The person can express such anger at the Child ego state from the Critical Parent ego state (CP). This person can be said to have a large internal critic inside their head which at times actively scolds and derides them. The origin of this comes from an introjection in childhood of the parent figures around them.

The child may have observed mother and father being critical of others and themselves and he copies that. However the more potent source of an active internal CP is when the parents have expressed criticism of the person when they were a child. The young child is criticised directly by mother and father. This criticism is then internalised by the youngster and stored in their Parent ego state through the process of introjection.

steptoe and son

Often the words the person says inside their head as an adult are exactly the same words that were expressed to the person as a child by mother and father. Or the self criticism is about the same kind of things mother criticised the about child as a youngster.
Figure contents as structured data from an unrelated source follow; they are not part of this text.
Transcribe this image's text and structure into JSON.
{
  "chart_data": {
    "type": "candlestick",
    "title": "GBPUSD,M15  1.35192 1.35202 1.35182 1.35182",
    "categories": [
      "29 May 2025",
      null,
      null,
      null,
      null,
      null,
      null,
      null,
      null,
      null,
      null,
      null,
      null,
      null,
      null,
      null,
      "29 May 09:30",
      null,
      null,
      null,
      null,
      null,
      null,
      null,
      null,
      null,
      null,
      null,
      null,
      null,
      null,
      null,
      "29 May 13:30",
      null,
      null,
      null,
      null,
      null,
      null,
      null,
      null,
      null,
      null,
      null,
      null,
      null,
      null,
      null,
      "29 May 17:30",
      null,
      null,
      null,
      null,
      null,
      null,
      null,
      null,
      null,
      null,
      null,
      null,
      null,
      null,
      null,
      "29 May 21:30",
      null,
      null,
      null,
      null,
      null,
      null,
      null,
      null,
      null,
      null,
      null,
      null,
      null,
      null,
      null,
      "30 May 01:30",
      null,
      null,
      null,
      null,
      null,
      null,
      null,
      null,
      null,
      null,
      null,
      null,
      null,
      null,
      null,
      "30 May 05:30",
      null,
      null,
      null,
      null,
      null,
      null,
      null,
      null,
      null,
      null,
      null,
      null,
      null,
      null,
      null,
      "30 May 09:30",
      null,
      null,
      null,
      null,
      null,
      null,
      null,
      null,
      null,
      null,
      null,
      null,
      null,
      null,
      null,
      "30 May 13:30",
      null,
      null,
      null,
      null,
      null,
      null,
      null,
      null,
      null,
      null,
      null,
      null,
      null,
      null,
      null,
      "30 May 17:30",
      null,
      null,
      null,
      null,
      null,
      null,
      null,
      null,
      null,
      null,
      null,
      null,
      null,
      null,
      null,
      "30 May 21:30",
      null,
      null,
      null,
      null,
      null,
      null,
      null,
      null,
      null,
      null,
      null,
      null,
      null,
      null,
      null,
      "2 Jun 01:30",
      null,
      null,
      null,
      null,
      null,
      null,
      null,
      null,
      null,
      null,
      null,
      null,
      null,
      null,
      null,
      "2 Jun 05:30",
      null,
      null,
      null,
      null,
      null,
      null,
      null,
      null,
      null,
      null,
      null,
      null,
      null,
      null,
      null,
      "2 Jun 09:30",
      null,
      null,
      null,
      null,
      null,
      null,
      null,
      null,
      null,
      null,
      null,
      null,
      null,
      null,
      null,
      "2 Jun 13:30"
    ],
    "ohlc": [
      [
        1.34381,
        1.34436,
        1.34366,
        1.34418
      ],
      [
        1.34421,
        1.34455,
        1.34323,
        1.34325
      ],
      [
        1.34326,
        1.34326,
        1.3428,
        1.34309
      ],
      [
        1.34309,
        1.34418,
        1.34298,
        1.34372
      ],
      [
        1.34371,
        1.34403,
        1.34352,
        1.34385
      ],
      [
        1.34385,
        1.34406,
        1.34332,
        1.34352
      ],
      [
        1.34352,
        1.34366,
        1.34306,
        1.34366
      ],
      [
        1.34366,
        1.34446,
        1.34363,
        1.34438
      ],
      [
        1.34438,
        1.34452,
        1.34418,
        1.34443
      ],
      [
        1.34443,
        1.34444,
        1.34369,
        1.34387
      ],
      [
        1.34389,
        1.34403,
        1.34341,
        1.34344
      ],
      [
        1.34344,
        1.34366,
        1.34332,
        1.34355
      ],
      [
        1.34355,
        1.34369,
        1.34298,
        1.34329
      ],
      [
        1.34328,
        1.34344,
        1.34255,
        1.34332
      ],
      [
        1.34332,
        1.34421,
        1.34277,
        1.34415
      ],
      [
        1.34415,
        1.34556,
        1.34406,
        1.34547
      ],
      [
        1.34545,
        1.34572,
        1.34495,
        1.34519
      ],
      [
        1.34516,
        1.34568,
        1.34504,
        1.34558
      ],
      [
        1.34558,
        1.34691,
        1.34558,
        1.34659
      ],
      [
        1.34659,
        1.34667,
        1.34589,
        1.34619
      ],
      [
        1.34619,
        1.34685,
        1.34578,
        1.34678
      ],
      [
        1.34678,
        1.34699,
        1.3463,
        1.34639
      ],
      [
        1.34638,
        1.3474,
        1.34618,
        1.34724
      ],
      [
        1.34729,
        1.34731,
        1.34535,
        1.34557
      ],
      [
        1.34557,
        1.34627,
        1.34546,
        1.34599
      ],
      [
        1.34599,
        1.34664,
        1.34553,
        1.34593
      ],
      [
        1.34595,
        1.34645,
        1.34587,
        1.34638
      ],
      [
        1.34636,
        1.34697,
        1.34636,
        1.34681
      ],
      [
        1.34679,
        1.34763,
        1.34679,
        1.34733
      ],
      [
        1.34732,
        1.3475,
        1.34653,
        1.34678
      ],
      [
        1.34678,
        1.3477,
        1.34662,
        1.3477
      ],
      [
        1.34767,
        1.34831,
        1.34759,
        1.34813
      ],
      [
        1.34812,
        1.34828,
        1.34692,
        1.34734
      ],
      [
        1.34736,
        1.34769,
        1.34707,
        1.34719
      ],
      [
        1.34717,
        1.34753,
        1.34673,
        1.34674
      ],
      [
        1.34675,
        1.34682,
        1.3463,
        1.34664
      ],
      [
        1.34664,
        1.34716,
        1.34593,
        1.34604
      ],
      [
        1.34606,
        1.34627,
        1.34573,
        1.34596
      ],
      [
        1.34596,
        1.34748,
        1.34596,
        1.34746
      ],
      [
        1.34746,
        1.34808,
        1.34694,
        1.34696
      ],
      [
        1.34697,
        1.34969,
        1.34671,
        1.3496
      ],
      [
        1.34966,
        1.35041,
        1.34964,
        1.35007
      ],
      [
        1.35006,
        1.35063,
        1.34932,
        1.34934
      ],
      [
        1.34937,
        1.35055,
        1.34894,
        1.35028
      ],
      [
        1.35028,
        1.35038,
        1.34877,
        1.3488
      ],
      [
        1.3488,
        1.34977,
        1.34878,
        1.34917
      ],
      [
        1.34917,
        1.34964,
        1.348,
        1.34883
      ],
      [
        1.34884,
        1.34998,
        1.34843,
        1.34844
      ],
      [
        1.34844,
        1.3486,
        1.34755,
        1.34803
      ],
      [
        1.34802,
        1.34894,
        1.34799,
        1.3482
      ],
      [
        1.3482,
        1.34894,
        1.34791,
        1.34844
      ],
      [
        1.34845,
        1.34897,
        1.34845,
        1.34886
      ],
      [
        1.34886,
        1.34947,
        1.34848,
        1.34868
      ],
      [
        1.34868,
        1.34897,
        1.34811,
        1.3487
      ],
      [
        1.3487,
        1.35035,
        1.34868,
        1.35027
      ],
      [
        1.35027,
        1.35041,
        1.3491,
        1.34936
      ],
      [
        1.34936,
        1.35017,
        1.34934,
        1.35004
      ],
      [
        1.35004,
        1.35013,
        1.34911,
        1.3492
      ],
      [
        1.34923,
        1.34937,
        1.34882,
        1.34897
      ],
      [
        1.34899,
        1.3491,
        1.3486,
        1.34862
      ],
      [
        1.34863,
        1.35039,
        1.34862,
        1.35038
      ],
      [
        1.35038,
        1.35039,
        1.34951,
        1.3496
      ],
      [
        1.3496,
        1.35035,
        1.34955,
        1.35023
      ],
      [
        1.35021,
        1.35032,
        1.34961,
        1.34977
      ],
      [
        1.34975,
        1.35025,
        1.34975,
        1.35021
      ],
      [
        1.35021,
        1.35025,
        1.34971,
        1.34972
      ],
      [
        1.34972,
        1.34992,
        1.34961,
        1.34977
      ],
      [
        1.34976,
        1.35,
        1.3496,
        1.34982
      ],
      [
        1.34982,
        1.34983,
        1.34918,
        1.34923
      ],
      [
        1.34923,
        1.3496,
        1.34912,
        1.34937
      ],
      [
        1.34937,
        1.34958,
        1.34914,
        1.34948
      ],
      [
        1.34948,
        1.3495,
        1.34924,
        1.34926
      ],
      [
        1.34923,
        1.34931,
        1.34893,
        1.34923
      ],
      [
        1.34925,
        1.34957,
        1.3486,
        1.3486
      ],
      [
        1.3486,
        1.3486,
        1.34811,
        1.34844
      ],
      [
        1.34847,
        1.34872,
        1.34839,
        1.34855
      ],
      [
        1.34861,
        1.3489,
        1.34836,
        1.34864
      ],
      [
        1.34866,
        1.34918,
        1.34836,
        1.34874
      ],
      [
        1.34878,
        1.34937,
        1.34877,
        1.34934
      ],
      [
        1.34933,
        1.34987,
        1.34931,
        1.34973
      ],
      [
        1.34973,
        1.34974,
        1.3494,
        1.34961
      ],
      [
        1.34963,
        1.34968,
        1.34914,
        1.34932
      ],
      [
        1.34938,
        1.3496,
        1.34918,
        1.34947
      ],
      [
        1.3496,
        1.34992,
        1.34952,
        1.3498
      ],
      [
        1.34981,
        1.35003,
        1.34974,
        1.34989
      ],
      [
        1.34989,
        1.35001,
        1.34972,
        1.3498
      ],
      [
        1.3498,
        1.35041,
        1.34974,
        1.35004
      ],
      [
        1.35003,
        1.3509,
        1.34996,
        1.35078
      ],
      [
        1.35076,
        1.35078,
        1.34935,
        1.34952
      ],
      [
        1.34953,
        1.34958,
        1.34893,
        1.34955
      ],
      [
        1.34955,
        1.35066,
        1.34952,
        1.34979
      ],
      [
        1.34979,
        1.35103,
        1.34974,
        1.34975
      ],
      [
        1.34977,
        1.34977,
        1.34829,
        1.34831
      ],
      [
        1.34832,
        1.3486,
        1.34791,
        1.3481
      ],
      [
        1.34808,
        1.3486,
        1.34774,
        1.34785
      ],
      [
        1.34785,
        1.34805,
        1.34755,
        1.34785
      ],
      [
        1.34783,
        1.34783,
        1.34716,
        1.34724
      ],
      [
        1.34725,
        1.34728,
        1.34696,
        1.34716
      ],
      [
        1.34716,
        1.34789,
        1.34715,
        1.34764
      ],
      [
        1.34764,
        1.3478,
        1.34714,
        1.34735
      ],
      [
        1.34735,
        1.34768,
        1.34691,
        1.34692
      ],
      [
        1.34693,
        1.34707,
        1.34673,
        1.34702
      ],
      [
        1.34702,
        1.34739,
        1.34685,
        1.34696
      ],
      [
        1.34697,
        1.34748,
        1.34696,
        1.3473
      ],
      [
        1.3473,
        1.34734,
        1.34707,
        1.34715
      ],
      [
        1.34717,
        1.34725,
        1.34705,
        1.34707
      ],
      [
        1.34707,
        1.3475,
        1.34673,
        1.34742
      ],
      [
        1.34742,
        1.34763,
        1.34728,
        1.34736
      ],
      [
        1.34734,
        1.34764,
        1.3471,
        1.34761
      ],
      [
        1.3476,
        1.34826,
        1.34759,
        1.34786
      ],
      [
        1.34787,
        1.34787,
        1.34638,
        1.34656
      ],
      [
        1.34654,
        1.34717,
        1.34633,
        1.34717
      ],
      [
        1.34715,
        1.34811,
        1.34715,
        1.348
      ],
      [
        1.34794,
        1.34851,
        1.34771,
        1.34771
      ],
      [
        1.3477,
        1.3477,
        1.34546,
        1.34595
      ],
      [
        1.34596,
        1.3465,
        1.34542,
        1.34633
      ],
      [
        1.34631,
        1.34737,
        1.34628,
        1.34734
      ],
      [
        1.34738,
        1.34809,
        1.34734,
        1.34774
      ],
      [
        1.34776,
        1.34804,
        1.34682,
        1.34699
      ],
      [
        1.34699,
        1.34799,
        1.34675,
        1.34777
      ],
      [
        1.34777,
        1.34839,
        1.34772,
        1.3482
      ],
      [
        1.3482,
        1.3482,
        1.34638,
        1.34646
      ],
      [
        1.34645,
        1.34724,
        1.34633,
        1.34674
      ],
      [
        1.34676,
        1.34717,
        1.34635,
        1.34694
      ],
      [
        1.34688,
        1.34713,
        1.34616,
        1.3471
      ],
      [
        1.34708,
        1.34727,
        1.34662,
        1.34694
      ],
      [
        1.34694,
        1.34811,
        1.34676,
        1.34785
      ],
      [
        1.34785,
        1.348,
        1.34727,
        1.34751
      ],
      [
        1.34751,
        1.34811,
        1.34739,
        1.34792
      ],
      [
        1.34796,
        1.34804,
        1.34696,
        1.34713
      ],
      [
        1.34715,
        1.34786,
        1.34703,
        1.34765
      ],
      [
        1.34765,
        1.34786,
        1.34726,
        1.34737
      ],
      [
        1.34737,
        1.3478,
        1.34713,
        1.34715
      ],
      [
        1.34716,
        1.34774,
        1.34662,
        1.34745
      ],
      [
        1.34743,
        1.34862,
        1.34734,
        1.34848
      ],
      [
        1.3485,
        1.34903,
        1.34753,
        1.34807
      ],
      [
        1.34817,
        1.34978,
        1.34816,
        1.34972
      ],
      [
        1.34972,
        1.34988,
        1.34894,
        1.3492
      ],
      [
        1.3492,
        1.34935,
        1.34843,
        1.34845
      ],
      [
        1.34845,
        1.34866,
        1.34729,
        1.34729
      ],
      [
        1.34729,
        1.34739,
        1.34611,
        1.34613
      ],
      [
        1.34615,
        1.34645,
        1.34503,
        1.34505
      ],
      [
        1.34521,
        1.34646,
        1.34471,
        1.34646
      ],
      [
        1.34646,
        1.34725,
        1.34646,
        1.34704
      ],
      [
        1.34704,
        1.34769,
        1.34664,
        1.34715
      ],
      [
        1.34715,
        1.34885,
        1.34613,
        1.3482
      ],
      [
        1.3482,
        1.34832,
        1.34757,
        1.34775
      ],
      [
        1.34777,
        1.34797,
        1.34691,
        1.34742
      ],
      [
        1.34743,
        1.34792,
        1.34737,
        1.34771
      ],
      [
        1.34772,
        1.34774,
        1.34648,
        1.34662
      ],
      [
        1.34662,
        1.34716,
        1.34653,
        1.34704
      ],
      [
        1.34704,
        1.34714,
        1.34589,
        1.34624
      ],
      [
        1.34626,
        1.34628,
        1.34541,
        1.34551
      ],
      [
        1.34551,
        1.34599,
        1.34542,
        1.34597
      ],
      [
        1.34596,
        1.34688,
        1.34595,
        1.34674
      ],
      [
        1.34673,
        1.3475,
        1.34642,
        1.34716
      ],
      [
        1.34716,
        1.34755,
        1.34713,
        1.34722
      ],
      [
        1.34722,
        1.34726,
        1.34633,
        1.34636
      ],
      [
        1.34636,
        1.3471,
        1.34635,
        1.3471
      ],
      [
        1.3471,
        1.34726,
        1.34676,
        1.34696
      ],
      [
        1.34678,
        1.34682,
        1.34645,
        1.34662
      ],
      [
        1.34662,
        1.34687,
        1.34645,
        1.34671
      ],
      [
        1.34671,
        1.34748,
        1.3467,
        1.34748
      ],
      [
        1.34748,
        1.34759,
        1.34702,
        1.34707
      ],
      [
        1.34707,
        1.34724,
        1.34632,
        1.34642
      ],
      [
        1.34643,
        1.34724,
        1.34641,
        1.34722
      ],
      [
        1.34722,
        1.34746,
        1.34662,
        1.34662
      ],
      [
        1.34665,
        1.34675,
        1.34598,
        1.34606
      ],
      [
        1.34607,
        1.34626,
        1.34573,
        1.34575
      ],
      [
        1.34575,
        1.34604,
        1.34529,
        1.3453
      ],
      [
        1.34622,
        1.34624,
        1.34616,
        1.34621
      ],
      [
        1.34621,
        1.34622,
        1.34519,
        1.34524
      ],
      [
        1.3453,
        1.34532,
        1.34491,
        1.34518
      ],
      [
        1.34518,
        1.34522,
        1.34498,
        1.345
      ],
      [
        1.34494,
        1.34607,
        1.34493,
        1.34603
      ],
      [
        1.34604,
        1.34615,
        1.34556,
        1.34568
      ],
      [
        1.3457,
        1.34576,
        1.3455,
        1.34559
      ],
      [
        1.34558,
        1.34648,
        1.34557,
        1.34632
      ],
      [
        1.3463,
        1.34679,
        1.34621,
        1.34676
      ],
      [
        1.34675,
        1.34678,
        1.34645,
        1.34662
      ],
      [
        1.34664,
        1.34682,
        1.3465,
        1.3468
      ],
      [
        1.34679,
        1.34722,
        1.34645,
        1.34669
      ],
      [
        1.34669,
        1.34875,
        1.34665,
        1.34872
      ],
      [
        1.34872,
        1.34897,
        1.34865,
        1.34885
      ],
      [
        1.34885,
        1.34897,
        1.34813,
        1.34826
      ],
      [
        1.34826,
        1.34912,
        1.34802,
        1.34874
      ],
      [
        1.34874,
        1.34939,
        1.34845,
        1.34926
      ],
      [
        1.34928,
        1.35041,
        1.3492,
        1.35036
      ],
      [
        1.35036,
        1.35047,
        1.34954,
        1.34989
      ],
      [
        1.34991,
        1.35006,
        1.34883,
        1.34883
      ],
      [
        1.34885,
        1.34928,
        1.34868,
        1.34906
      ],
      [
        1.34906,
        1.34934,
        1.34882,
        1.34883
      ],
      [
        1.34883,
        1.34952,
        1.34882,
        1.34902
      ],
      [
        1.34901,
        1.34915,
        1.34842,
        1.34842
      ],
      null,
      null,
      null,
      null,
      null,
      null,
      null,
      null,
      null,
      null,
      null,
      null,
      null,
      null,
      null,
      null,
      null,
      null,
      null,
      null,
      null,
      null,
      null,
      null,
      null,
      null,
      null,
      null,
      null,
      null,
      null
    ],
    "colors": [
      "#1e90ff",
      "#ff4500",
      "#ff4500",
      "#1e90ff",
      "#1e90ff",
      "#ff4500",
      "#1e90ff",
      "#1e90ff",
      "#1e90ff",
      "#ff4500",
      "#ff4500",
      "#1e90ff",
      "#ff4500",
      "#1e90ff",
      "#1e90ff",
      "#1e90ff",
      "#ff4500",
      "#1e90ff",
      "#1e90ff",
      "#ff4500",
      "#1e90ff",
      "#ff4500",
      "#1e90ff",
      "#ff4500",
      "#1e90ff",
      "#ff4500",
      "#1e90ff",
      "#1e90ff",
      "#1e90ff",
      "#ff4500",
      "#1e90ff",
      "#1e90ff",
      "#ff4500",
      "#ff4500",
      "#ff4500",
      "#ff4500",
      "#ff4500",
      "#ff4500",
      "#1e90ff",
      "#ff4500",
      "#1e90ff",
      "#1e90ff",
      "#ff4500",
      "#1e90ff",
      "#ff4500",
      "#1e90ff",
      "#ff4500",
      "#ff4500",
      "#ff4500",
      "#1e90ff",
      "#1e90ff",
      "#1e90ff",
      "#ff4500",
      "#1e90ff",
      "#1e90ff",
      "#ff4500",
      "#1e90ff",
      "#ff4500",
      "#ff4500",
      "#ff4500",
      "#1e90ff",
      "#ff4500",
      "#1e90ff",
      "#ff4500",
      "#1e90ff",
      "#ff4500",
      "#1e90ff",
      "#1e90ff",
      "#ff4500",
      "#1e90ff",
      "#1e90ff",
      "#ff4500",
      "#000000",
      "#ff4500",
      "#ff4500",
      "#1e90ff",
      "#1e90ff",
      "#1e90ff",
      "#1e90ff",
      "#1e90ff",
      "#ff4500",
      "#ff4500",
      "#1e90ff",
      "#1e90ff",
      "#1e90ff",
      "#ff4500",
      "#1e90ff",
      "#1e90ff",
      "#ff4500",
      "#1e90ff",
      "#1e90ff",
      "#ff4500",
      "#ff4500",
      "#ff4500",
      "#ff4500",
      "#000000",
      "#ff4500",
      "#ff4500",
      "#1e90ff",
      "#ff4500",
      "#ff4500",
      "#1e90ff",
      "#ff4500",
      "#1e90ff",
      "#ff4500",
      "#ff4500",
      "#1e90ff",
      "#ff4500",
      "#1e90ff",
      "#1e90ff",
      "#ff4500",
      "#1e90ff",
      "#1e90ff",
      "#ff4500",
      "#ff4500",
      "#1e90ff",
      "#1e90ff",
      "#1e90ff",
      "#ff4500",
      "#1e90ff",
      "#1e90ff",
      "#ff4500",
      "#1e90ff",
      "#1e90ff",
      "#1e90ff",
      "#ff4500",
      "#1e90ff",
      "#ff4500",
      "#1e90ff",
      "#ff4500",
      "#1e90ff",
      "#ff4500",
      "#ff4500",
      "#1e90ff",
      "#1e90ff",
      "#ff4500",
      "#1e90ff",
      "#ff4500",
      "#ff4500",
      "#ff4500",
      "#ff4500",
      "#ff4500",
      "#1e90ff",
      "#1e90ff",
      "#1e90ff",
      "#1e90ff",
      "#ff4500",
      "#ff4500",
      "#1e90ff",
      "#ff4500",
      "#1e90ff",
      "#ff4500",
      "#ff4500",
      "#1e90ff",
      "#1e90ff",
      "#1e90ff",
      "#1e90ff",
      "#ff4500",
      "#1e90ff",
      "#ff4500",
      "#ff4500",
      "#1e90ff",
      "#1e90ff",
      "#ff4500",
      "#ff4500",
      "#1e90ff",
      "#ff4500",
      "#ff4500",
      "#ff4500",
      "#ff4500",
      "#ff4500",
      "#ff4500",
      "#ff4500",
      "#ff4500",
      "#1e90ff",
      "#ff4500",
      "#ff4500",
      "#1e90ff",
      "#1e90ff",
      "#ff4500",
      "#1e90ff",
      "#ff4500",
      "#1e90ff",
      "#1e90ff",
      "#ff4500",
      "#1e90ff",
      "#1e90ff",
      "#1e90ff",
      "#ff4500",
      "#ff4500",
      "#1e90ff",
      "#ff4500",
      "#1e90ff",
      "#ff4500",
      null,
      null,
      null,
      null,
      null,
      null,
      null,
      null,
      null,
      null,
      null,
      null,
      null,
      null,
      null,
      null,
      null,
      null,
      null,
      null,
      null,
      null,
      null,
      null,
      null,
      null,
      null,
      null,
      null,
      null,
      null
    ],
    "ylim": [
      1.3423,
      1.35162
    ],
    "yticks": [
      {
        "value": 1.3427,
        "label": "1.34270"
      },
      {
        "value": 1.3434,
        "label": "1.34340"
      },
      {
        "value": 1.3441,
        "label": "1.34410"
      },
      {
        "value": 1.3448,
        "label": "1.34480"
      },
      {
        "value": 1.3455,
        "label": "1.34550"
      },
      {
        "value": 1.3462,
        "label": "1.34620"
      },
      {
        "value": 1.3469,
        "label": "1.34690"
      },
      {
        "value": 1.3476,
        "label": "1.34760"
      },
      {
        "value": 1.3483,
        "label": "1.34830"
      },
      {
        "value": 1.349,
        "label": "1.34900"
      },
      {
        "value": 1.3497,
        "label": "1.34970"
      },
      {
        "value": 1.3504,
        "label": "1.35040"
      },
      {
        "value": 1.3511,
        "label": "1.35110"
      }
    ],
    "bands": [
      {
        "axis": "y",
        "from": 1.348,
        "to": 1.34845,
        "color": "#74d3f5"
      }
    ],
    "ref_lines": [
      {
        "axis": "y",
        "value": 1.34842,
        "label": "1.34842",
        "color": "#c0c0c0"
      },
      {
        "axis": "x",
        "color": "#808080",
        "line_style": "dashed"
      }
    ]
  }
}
This type of self directed anger is the least pathological and the easier of the two to treat. As with all treatment contracts it is better to look at increasing some behaviour rather than decreasing behaviour. One would not want the contract to be - “I will decrease my Critical Parent comments”. Instead one would want the contract - “I will increase my Nurturing Parent comments”. If one increases their Nurturing Parent ego state then the Critical Parent will naturally go down. One focuses on the Nurturing Parent rather than the Critical Parent.

CP vs NP

Interestingly if a person has a high internal critic directed at self then there is always the potential for it to be directed at others as well. If one is working with a client who has a high CP for self then one also wonders if there are high CP thoughts about the therapist as well.

Some with a high CP for self can also have a high CP for others. Those critical thoughts of others may be openly stated or they may never be stated and just remain internal thoughts. But the potential is always there compared to the individual who does not have a high internally directed CP.

Child ego state anger
As the diagram shows the other type of internally directed anger comes from the Child ego state and is directed at the Child ego state. As a consequence these angry statements are not introjects from our parent figures. Instead they result from decisions that the Child has made about itself. These represent more serious psychopathology and thus the person can be seen to be more ‘damaged’.

sword swallower3

The nature of the CP statements tend to be; “I am bad because...”

The Child ego state angry statements may also be precipitated by an event and thus one gets statements like: “I am bad because..... and there is an inherent badness in me anyway”. At other times there may be no precipitating event and the person simply expresses anger at self for no obvious reason. At times this can result in self harming type of behaviour.

Whilst an internal directed CP is common, almost every one has an internal critic of some kind. The internally direct Child statements are far less common. It requires the person to believe and feel there is something basically and intrinsically bad about self. This probably represents 5% of the population. As a result it is much more difficult to treat as one is looking to remediate a basic belief about self and not simply encourage NP statements to counter the CP statement from the Parent ego state.